Volumes de referência, a exemplo dos dicionários e das antologias, assim como histórias literárias, estudos críticos e analíticos de períodos, vertentes estéticas, obra e autores, têm procurado, a partir de suas metodologias específicas, investigar as características de seu processo evolutivo dentro do quadro mais amplo da literatura brasileira.
Câmara Cascudo, Ezequiel Wanderley, Veríssimo de Melo, Rômulo C. Wanderley, Manoel Onofre Jr.
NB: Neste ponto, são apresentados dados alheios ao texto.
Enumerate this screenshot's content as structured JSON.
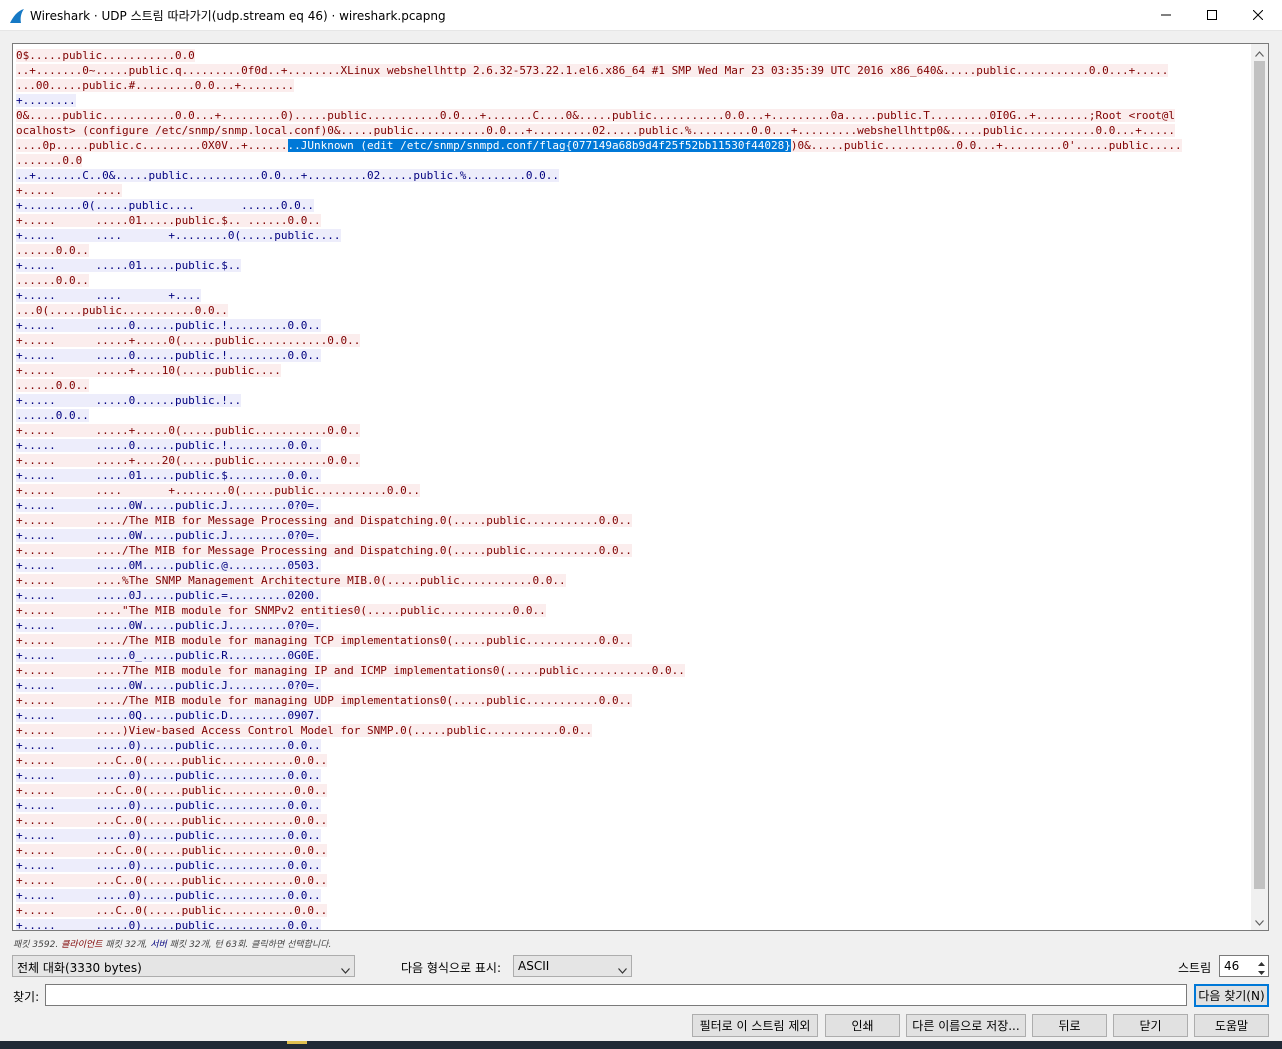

Moacy Cirne, Tarcísio Gurgel, Anchieta Fernandes, Humberto Hermenegildo de Araújo, Assis Brasil, Constância Lima Duarte, Diva Cunha, Nelson Patriota, Alexandre Alves e Thiago Gonzaga, entre outros, colaboraram e colaboram com seu olhar crítico, reflexivo, e com o espírito ordenador que pressupõe a conduta intelectiva diante do fenômeno cultural.
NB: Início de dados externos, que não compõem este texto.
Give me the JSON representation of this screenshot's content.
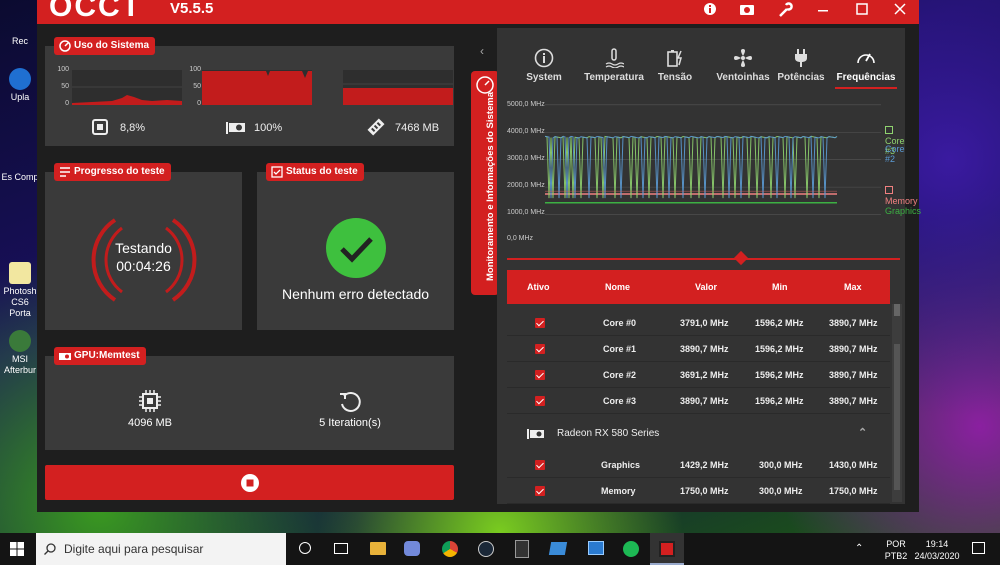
{
  "app": {
    "logo": "OCCT",
    "version": "V5.5.5"
  },
  "desktop_icons": [
    {
      "label": "Rec",
      "top": 12
    },
    {
      "label": "Upla",
      "top": 68
    },
    {
      "label": "Es Comp",
      "top": 148
    },
    {
      "label": "Photosh CS6 Porta",
      "top": 262
    },
    {
      "label": "MSI Afterbur",
      "top": 330
    }
  ],
  "system_usage": {
    "title": "Uso do Sistema",
    "cpu": {
      "value": "8,8%",
      "axis": [
        "100",
        "50",
        "0"
      ]
    },
    "gpu": {
      "value": "100%",
      "axis": [
        "100",
        "50",
        "0"
      ]
    },
    "memory": {
      "value": "7468 MB",
      "axis": [
        "10000",
        "5000",
        "0"
      ]
    }
  },
  "progress": {
    "title": "Progresso do teste",
    "status": "Testando",
    "time": "00:04:26"
  },
  "status": {
    "title": "Status  do teste",
    "message": "Nenhum erro detectado"
  },
  "gpu_memtest": {
    "title": "GPU:Memtest",
    "memory": "4096 MB",
    "iterations": "5 Iteration(s)"
  },
  "side_tab": {
    "label": "Monitoramento e Informações do Sistema"
  },
  "tabs": [
    "System",
    "Temperatura",
    "Tensão",
    "Ventoinhas",
    "Potências",
    "Frequências"
  ],
  "active_tab": "Frequências",
  "chart_data": {
    "type": "line",
    "ylabels": [
      "5000,0 MHz",
      "4000,0 MHz",
      "3000,0 MHz",
      "2000,0 MHz",
      "1000,0 MHz",
      "0,0 MHz"
    ],
    "ylim": [
      0,
      5000
    ],
    "series": [
      {
        "name": "Core #3",
        "color": "#8fd36f",
        "baseline": 3850,
        "dip": 1600
      },
      {
        "name": "Core #2",
        "color": "#5b9bd5",
        "baseline": 3850,
        "dip": 1600
      },
      {
        "name": "Memory",
        "color": "#f08080",
        "values_const": 1750
      },
      {
        "name": "Graphics",
        "color": "#3cb043",
        "values_const": 1429
      }
    ]
  },
  "legend": {
    "core3": "Core #3",
    "core2": "Core #2",
    "memory": "Memory",
    "graphics": "Graphics"
  },
  "table": {
    "headers": {
      "active": "Ativo",
      "name": "Nome",
      "value": "Valor",
      "min": "Min",
      "max": "Max"
    },
    "cpu_rows": [
      {
        "name": "Core #0",
        "value": "3791,0 MHz",
        "min": "1596,2 MHz",
        "max": "3890,7 MHz"
      },
      {
        "name": "Core #1",
        "value": "3890,7 MHz",
        "min": "1596,2 MHz",
        "max": "3890,7 MHz"
      },
      {
        "name": "Core #2",
        "value": "3691,2 MHz",
        "min": "1596,2 MHz",
        "max": "3890,7 MHz"
      },
      {
        "name": "Core #3",
        "value": "3890,7 MHz",
        "min": "1596,2 MHz",
        "max": "3890,7 MHz"
      }
    ],
    "gpu_group": "Radeon RX 580 Series",
    "gpu_rows": [
      {
        "name": "Graphics",
        "value": "1429,2 MHz",
        "min": "300,0 MHz",
        "max": "1430,0 MHz"
      },
      {
        "name": "Memory",
        "value": "1750,0 MHz",
        "min": "300,0 MHz",
        "max": "1750,0 MHz"
      }
    ]
  },
  "taskbar": {
    "search_placeholder": "Digite aqui para pesquisar",
    "lang1": "POR",
    "lang2": "PTB2",
    "time": "19:14",
    "date": "24/03/2020"
  }
}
A casa das letras: vol. I (Natal: Offset Editora, 2021), de Thiago Gonzaga, insere-se perfeitamente dentro desta tradição, numa vertente, parece, inaugurada por Veríssimo de Melo, com seu Patronos e Acadêmicos: Academia Norte-Rio-Grandense de Letras (Antologia e Biografia), de 1972.
Já na “Nota Introdutória”, o autor ressalta a importância da instituição fundada em 1936 por Câmara Cascudo, Henrique Castriciano, Aderbal de França e Palmyra Wanderley, entre outros intelectuais, considerando o peso de sua tradição cultural que, segundo seu entendimento, deve ser preservada e valorizada.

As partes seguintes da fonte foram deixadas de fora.